Egypt’s non-oil private sector shrunk in March for the third month in a row, though at a slower pace than last month’s contraction, with output declining and new orders showing a slight pick up, a corporate survey showed on Sunday.
The HSBC Egypt Purchasing Managers Index showed a reading of 49.6 in March, a milder slowdown than February’s 46.8, but a contraction nonetheless.
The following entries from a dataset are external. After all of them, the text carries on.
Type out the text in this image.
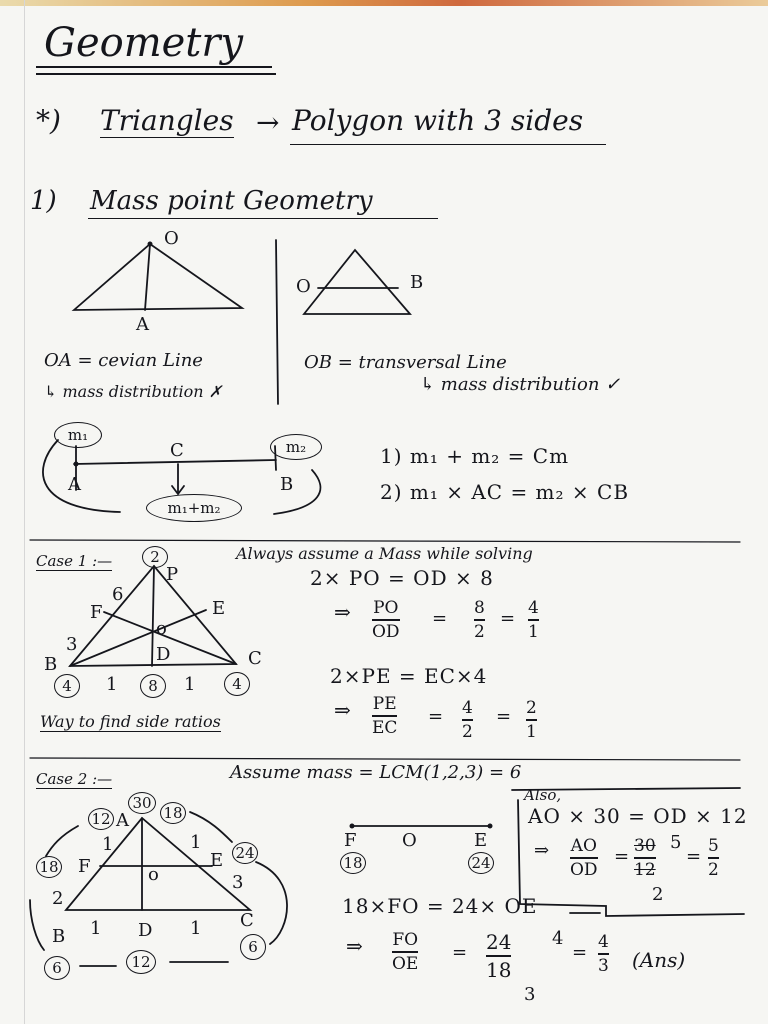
Geometry
*) Triangles → Polygon with 3 sides
1) Mass point Geometry
O
A
O	B
OA = cevian Line
↳ mass distribution ✗
OB = transversal Line
↳ mass distribution ✓
m₁
m₂
C
A	B
m₁+m₂
1) m₁ + m₂ = Cm
2) m₁ × AC = m₂ × CB
Case 1 :—	Always assume a Mass while solving
2
P
6
F	E
3
o
D
B	C
4	1	8	1	4
Way to find side ratios
2× PO = OD × 8
⇒ PO
OD
= 8
2
= 4
1
2×PE = EC×4
⇒ PE
EC
= 4
2
= 2
1
Case 2 :—	Assume mass = LCM(1,2,3) = 6
30
12 A 18
1	1
18 F	o
E 24
3
2
B 1 D 1 C
6	12
6
F	O	E
18	24
Also,
AO × 30 = OD × 12
⇒ AO
OD
= 30
12
5
2
= 5
2
18×FO = 24× OE
⇒ FO
OE
= 24
18
4
3
= 4
3 (Ans)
A reading above 50 indicates expansion and below 50, contraction.
February saw the sharpest contraction since September 2013, and the survey showed many of the same trends continuing to weigh on the economy in March, including a weak currency boosting input costs and subdued demand dampening output and employment.
“Egypt’s non-oil private sector remained in contraction territory in March, continuing the trend observed so far in 2015,” Markit economist Philip Leake said.
“As a result, the outlook for Egypt remains uncertain, with the depreciating pound providing a key source of instability.”
For the fourth straight month, Egypt’s non-oil private sector shed jobs in March, with some survey respondents saying employees had left to search for better opportunities.
New orders picked up slightly in March after two months of contraction, though some respondents mentioned the negative impact of economic and political insecurity on their order books.
Egypt held an investment conference in March which saw tens of billions of dollars of new foreign investment announced, as the government tries to turn around an economy battered by four years of economic and political turmoil.